Within the scope of the Supervisory Review and Evaluation Process (SREP), supervisory authorities assess and measure the risks that banks are exposed to in their view. In particular, SREP shows capital requirements.
SREP-capital requirements for 2025
Munich, 17 December 2024 – The European Central Bank (ECB) informed Deutsche Pfandbriefbank AG (pbb) of the outcome of its Supervisory Review and Evaluation Process (SREP) 2024.
The bank-specific pillar 2 additional capital requirement (P2R) has been adjusted from 3.0% to 3.25% with effect from 01 January 2025, of which at least 56.25% is to be covered by CET1 capital and 75% by Tier 1 Capital.

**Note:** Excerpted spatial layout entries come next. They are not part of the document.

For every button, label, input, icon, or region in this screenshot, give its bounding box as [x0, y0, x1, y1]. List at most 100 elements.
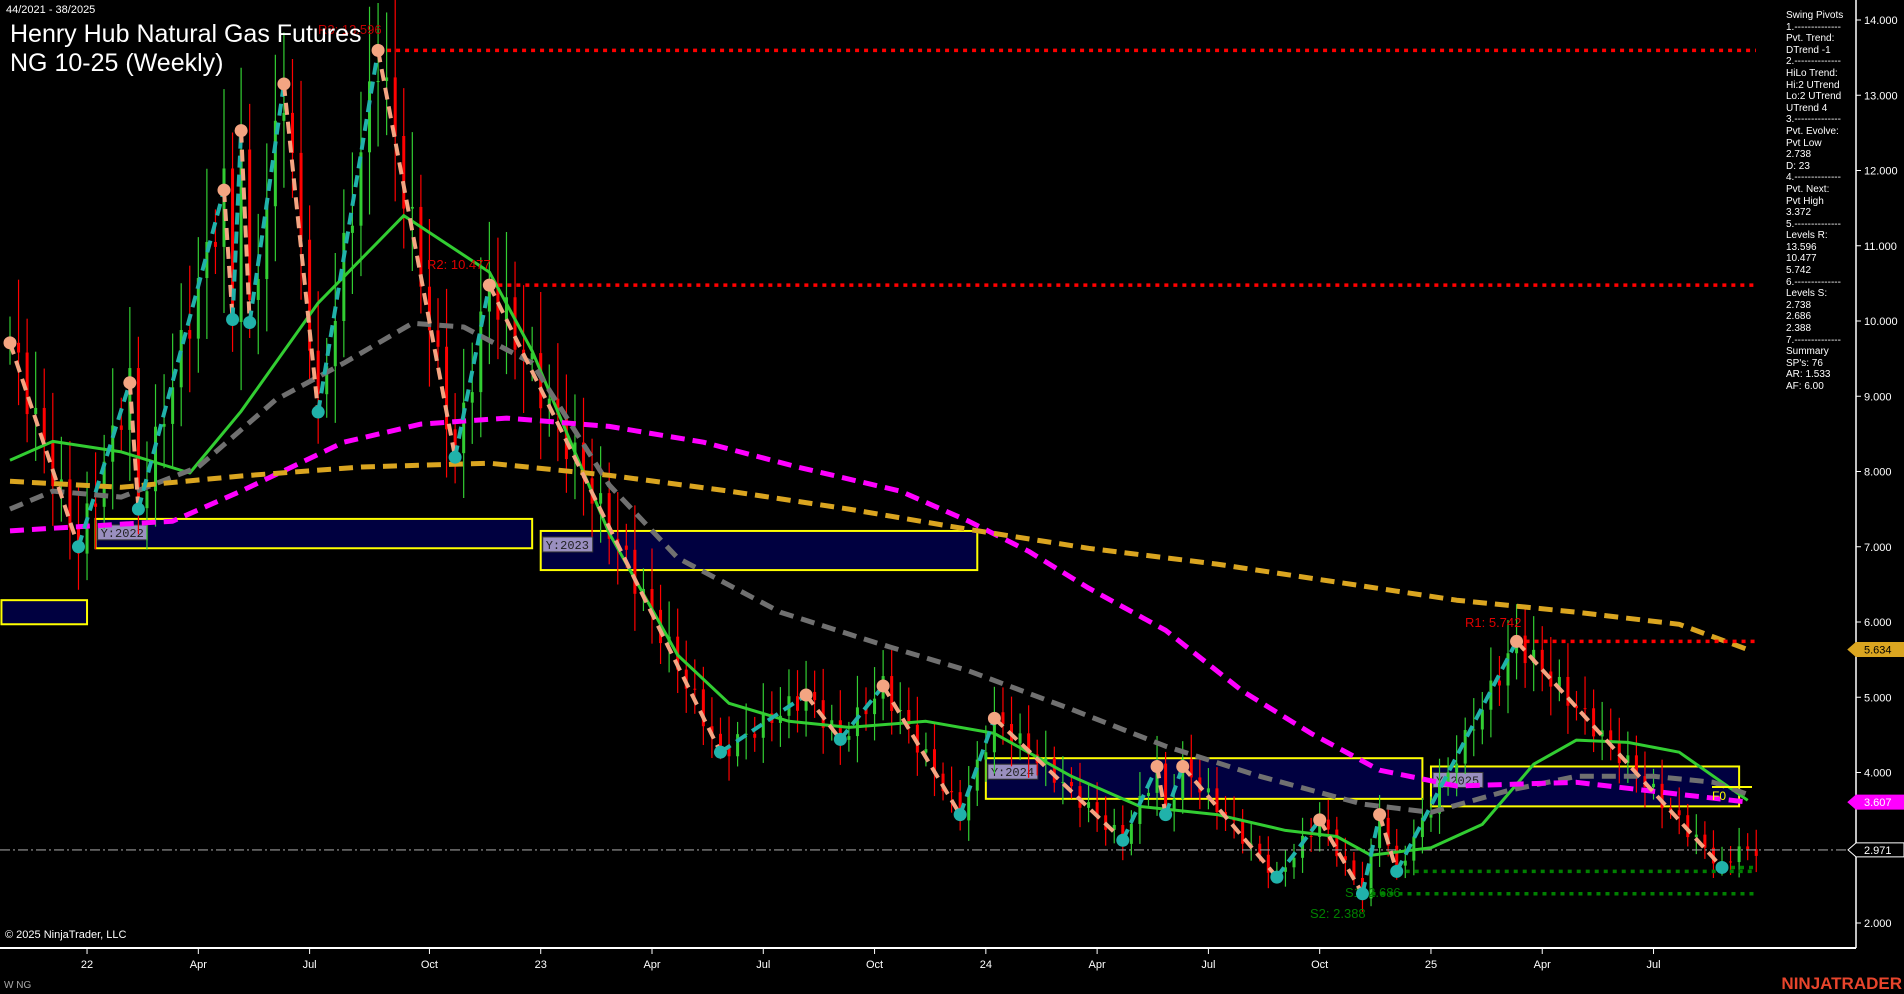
ninjatrader-logo: NINJATRADER	[1781, 974, 1902, 993]
x-tick-label: 23	[535, 959, 547, 971]
candle-body	[436, 330, 440, 347]
swing-high-marker	[217, 183, 231, 197]
y-tick-label: 11.000	[1864, 241, 1897, 253]
copyright: © 2025 NinjaTrader, LLC	[5, 929, 127, 941]
swing-low-marker	[713, 745, 727, 759]
panel-line: Swing Pivots	[1786, 10, 1844, 21]
candle-body	[1146, 792, 1150, 797]
level-label: R2: 10.477	[427, 257, 491, 272]
candle-body	[984, 752, 988, 760]
candle-body	[145, 491, 149, 509]
candle-body	[1001, 712, 1005, 725]
panel-line: 4.--------------	[1786, 172, 1841, 184]
price-tag-label: 5.634	[1864, 645, 1892, 657]
level-label: R1: 5.742	[1465, 615, 1521, 630]
panel-line: Pvt. Trend:	[1786, 33, 1835, 45]
candle-body	[162, 423, 166, 427]
swing-high-marker	[876, 679, 890, 693]
panel-line: Levels R:	[1786, 230, 1828, 242]
candle-body	[119, 425, 123, 430]
swing-high-marker	[1176, 759, 1190, 773]
candle-body	[796, 696, 800, 711]
x-tick-label: Jul	[1201, 959, 1215, 971]
swing-low-marker	[448, 450, 462, 464]
candle-body	[718, 733, 722, 746]
panel-line: 2.--------------	[1786, 56, 1841, 68]
swing-up-leg	[838, 684, 885, 741]
candle-body	[1455, 763, 1459, 773]
candle-body	[1215, 788, 1219, 812]
swing-low-marker	[71, 540, 85, 554]
candle-body	[950, 791, 954, 793]
swing-high-marker	[371, 43, 385, 57]
level-label: S1: 2.686	[1345, 885, 1401, 900]
candle-body	[282, 112, 286, 121]
y-tick-label: 8.000	[1864, 467, 1892, 479]
panel-line: 5.742	[1786, 265, 1812, 277]
plot-area: Y:2022Y:2023Y:2024Y:2025R3: 13.596R2: 10…	[0, 0, 1846, 921]
swing-down-leg	[881, 684, 962, 816]
candle-body	[154, 426, 158, 492]
y-tick-label: 9.000	[1864, 391, 1892, 403]
chart-title-line2: NG 10-25 (Weekly)	[10, 49, 224, 77]
y-tick-label: 12.000	[1864, 166, 1898, 178]
date-range: 44/2021 - 38/2025	[6, 4, 96, 16]
panel-line: HiLo Trend:	[1786, 67, 1838, 79]
candle-body	[94, 503, 98, 507]
candle-body	[1018, 733, 1022, 744]
panel-line: UTrend 4	[1786, 102, 1828, 114]
swing-low-marker	[1390, 864, 1404, 878]
candle-body	[1540, 649, 1544, 672]
swing-high-marker	[1313, 813, 1327, 827]
symbol-label: W NG	[4, 980, 32, 991]
year-box-label: Y:2024	[991, 766, 1034, 780]
candle-body	[17, 342, 21, 353]
swing-high-marker	[123, 376, 137, 390]
price-chart[interactable]: Y:2022Y:2023Y:2024Y:2025R3: 13.596R2: 10…	[0, 0, 1904, 994]
panel-line: 7.--------------	[1786, 334, 1841, 346]
panel-line: AR: 1.533	[1786, 369, 1831, 381]
candle-body	[1052, 758, 1056, 783]
panel-line: 2.738	[1786, 299, 1812, 311]
candle-body	[248, 149, 252, 300]
swing-low-marker	[1159, 808, 1173, 822]
candle-body	[633, 549, 637, 594]
f0-label: F0	[1712, 789, 1726, 803]
candle-body	[188, 330, 192, 339]
candle-body	[1129, 823, 1133, 844]
panel-line: Pvt Low	[1786, 137, 1822, 149]
candle-body	[1395, 845, 1399, 866]
candle-body	[410, 206, 414, 209]
swing-low-marker	[226, 312, 240, 326]
candle-body	[1549, 671, 1553, 687]
swing-low-marker	[243, 316, 257, 330]
x-tick-label: Oct	[866, 959, 883, 971]
panel-line: 1.--------------	[1786, 21, 1841, 33]
y-tick-label: 7.000	[1864, 542, 1892, 554]
candle-body	[25, 352, 29, 415]
panel-line: SP's: 76	[1786, 357, 1823, 369]
panel-line: AF: 6.00	[1786, 381, 1824, 392]
candle-body	[1737, 846, 1741, 863]
chart-title: Henry Hub Natural Gas Futures NG 10-25 (…	[10, 20, 362, 78]
candle-body	[813, 691, 817, 701]
candle-body	[599, 493, 603, 504]
y-tick-label: 6.000	[1864, 617, 1892, 629]
swing-high-marker	[234, 124, 248, 138]
y-tick-label: 14.000	[1864, 15, 1898, 27]
x-tick-label: 24	[980, 959, 992, 971]
panel-line: Lo:2 UTrend	[1786, 91, 1842, 103]
swing-low-marker	[833, 732, 847, 746]
panel-line: Levels S:	[1786, 288, 1828, 300]
y-tick-label: 5.000	[1864, 692, 1892, 704]
panel-line: 2.686	[1786, 311, 1812, 323]
swing-high-marker	[1150, 759, 1164, 773]
panel-line: DTrend -1	[1786, 44, 1831, 56]
swing-high-marker	[799, 688, 813, 702]
panel-line: Pvt High	[1786, 195, 1824, 207]
swing-low-marker	[1355, 887, 1369, 901]
candle-body	[1729, 861, 1733, 863]
swing-low-marker	[131, 502, 145, 516]
swing-high-marker	[1510, 634, 1524, 648]
panel-line: 3.372	[1786, 207, 1812, 219]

The SREP-capital requirement on CET1 capital was set at 8.83% on a consolidated basis. It is made up of a pillar 1 minimum regulatory capital requirement of 4.50%, a pillar 2 capital requirement of 1.83% (Total SREP Capital Requirement – TSCR: 6.33%) and the capital conservation buffer of 2.50%. The relevant capital requirements for the other capital forms changed accordingly to 10.94% for Tier 1 and a Total Capital Ratio of 13.75%.
pbb slightly increases the relevant anticipated additional capital buffer from 95 bp to 100 bp given the countercyclical capital buffer and the systemic risk buffer for the sector.
pbb’s capital basis remains well above the regulatory thresholds mentioned above, even considering the anticipated additional capital buffer.